AIDS isn’t over. We may have effective treatments and innovative prevention tools, but we have failed to get new HIV infections under control.
By 2020, the goal was to achieve fewer than 500,000 new infections annually. Judging by the 1.7 million new infections we saw in 2019 – a figure that has barely changed in the past four years – the world has failed badly in meeting this target.
HIV infection drivers
In Eastern Europe and Central Asia, new HIV infections have jumped by two thirds in the last decade, and in the Middle East and North Africa by 22%. In Africa, although rates of infection are coming down, HIV remains the leading cause of death in women of reproductive age. It is also the second most common cause of death in adolescents.
Although we have a range of biomedical interventions such as male circumcision and Pre-Exposure Prophylaxis (PrEP), significant social and legal barriers remain. If we’re serious about ending AIDS, we must address the social and gender norms that are fuelling the HIV epidemic, and repeal laws that criminalise same-sex relationships, drug use and sex work.
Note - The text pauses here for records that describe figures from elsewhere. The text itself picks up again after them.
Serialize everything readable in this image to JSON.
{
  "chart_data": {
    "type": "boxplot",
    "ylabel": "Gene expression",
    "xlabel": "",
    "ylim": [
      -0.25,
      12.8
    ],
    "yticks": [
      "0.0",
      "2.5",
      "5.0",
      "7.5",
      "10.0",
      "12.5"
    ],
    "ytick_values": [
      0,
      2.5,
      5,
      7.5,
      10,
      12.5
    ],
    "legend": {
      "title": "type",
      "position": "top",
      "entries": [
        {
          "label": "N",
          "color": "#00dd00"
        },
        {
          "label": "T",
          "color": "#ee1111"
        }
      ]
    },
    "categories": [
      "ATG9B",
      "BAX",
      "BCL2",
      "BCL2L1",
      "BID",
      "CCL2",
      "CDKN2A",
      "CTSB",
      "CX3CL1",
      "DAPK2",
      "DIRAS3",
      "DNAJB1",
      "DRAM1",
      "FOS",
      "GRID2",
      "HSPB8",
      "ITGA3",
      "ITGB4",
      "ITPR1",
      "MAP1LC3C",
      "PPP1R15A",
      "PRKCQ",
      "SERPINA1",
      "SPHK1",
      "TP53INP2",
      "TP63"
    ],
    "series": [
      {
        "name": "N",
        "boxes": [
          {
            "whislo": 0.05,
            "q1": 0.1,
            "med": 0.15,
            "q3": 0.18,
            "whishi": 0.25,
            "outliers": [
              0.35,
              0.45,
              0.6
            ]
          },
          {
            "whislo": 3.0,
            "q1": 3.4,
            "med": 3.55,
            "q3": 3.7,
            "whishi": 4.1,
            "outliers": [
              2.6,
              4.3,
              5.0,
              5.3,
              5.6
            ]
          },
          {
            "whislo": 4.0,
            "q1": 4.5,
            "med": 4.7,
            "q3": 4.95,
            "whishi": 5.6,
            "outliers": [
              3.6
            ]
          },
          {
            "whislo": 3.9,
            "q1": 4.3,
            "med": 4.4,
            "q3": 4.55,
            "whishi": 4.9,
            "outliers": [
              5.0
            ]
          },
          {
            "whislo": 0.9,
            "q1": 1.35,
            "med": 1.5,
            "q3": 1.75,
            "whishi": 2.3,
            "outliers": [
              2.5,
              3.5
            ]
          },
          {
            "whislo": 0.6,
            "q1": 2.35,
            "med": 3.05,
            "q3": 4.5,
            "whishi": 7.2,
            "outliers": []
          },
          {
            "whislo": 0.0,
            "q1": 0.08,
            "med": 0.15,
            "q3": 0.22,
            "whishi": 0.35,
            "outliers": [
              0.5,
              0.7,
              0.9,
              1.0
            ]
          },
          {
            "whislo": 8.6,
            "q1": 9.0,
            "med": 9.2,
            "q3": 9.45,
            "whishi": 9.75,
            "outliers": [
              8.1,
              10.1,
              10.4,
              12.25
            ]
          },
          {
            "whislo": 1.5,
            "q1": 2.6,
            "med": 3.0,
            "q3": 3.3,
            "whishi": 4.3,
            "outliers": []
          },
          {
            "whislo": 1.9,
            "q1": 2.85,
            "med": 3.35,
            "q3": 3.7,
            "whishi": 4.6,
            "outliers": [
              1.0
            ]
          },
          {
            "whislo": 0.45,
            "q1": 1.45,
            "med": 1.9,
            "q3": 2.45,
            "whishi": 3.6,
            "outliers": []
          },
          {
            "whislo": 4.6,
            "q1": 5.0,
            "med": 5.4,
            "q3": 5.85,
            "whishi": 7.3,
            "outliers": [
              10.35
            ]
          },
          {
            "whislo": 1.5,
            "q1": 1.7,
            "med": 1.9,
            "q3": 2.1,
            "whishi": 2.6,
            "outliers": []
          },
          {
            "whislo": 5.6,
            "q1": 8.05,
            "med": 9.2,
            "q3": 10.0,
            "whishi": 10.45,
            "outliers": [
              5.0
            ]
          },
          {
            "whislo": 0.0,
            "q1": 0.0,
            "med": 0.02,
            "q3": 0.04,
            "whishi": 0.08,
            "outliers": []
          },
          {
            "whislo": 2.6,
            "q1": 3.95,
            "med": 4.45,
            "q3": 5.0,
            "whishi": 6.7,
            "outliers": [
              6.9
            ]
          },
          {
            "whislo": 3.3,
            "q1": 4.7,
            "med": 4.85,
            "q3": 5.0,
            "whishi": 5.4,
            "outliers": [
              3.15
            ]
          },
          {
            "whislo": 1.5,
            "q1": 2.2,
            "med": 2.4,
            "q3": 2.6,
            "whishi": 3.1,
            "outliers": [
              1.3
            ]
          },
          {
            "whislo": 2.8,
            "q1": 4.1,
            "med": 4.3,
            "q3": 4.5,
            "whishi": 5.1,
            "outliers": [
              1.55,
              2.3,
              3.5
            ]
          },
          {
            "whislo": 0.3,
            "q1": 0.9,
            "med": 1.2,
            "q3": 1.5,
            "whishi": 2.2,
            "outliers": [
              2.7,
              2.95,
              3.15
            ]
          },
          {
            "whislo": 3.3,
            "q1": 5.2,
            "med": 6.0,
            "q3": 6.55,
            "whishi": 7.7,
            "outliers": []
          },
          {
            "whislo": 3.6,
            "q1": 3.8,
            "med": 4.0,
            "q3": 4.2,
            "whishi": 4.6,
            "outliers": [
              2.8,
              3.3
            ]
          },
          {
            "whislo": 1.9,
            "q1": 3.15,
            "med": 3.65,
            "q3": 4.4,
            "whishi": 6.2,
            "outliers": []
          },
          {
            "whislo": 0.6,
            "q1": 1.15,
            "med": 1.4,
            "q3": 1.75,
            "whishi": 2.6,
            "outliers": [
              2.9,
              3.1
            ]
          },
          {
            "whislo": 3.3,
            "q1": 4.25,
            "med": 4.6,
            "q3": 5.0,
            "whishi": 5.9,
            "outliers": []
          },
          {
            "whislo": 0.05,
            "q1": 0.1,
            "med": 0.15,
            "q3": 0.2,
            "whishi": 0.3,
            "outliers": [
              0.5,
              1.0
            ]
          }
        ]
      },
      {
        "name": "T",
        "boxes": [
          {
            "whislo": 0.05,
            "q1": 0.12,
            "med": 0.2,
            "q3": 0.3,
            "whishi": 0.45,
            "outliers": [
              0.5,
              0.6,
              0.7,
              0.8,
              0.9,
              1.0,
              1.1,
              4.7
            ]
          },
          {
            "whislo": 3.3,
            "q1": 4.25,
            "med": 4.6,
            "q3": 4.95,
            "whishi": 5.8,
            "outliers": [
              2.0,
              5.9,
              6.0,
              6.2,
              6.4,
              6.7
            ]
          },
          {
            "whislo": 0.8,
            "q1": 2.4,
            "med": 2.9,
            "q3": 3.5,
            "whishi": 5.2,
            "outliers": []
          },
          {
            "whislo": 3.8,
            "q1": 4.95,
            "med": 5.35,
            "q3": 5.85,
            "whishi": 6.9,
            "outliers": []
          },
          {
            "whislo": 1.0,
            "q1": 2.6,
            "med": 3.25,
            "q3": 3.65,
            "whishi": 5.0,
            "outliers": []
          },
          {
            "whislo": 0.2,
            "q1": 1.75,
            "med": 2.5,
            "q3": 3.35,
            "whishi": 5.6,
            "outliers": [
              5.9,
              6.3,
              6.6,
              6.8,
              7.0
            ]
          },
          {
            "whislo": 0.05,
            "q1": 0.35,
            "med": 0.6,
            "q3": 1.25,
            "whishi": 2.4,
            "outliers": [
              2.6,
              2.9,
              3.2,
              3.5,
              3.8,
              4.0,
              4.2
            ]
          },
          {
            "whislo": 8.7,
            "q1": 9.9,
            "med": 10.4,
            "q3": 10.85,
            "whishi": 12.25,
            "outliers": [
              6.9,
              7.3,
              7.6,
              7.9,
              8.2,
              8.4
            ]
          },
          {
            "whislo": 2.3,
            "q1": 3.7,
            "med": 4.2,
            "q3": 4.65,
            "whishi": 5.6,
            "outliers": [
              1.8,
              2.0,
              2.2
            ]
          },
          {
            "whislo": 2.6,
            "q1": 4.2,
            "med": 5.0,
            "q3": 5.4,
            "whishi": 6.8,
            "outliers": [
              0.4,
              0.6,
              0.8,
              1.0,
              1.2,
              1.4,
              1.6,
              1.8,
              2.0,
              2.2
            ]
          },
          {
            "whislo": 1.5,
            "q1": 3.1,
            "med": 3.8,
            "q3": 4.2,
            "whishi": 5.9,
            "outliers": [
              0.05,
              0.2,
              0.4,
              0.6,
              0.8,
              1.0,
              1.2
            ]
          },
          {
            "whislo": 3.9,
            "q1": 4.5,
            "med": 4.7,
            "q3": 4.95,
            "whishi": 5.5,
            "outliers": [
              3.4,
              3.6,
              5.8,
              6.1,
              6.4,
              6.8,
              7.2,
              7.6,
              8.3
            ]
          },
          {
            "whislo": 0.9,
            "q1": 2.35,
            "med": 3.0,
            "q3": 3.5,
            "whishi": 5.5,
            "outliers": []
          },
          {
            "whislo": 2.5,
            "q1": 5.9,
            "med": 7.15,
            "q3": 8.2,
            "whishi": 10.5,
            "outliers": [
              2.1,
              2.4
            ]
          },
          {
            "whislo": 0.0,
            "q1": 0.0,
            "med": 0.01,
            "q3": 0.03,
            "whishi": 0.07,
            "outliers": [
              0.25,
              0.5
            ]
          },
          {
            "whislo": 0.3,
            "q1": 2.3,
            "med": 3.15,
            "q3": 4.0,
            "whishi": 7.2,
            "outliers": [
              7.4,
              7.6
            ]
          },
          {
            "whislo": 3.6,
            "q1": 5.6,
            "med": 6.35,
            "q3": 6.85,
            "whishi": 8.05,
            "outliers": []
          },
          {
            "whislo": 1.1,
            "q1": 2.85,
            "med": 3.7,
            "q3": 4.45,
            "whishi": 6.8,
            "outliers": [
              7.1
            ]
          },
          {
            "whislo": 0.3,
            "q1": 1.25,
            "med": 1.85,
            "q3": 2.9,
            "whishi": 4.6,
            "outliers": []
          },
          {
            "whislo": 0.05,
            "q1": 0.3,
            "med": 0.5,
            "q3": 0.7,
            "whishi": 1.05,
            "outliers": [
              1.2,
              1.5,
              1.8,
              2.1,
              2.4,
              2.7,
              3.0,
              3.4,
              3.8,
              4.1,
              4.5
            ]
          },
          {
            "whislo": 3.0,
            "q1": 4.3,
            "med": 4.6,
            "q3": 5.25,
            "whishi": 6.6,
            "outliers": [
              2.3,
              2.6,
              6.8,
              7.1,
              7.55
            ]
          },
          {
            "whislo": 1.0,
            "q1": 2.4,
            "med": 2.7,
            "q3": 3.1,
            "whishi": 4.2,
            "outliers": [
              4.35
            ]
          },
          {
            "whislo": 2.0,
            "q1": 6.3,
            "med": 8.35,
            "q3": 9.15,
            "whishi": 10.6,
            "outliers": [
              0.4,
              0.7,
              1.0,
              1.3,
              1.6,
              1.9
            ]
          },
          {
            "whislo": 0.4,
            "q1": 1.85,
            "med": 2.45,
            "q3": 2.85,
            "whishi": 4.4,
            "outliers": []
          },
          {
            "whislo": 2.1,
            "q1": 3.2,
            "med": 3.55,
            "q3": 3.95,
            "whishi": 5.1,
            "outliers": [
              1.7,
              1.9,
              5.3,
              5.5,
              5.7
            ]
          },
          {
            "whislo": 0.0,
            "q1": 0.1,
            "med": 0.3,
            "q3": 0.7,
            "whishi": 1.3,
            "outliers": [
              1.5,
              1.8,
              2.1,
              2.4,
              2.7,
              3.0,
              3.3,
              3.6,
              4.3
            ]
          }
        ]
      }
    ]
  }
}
By 2020, the goal was to achieve fewer than 500,000 new infections annually. Judging by the 1.7 million new infections we saw in 2019, the world has failed badly in meeting this target.
The impact of COVID-19
COVID-19 has made things worse, disrupting HIV prevention services such as the provision of condoms, PrEP and harm reduction for people who use drugs. Health systems are crumbling and already fragile and vulnerable people are being pushed into poverty, which is going to particularly expose young people to higher HIV risk.
Restrictions imposed to curb COVID-19 are making many even more vulnerable to HIV. Sexual and gender-based violence increases HIV infection risk for women and girls, and our partners report that this has increased dramatically under lockdown.
Some governments are using COVID-19 restrictions to crack down on people who are already marginalised. In the three months after the onset of COVID-19, we saw applications to our emergency Rapid Response Fund for marginalised groups triple. We’ve supported sex workers unable to feed their families because they’re being turned away from food aid and provided funds to keep needle and syringe programmes and opioid-substitution therapy running for people who use drugs. In Uganda our partners helped secure the release of 20 young LGBT people who were arrested and imprisoned under the guise of COVID-19 restrictions.
In responding to COVID-19, governments have shown that they can make unprecedented decisions when faced with a health crisis. But HIV prevention is in crisis too, and we must not let that be ignored as attention and resources are mobilised to fight COVID-19.
We need governments to show the same commitment and to finally address the barriers to HIV prevention. HIV is not a new pandemic, but courage and leadership are needed now more than ever.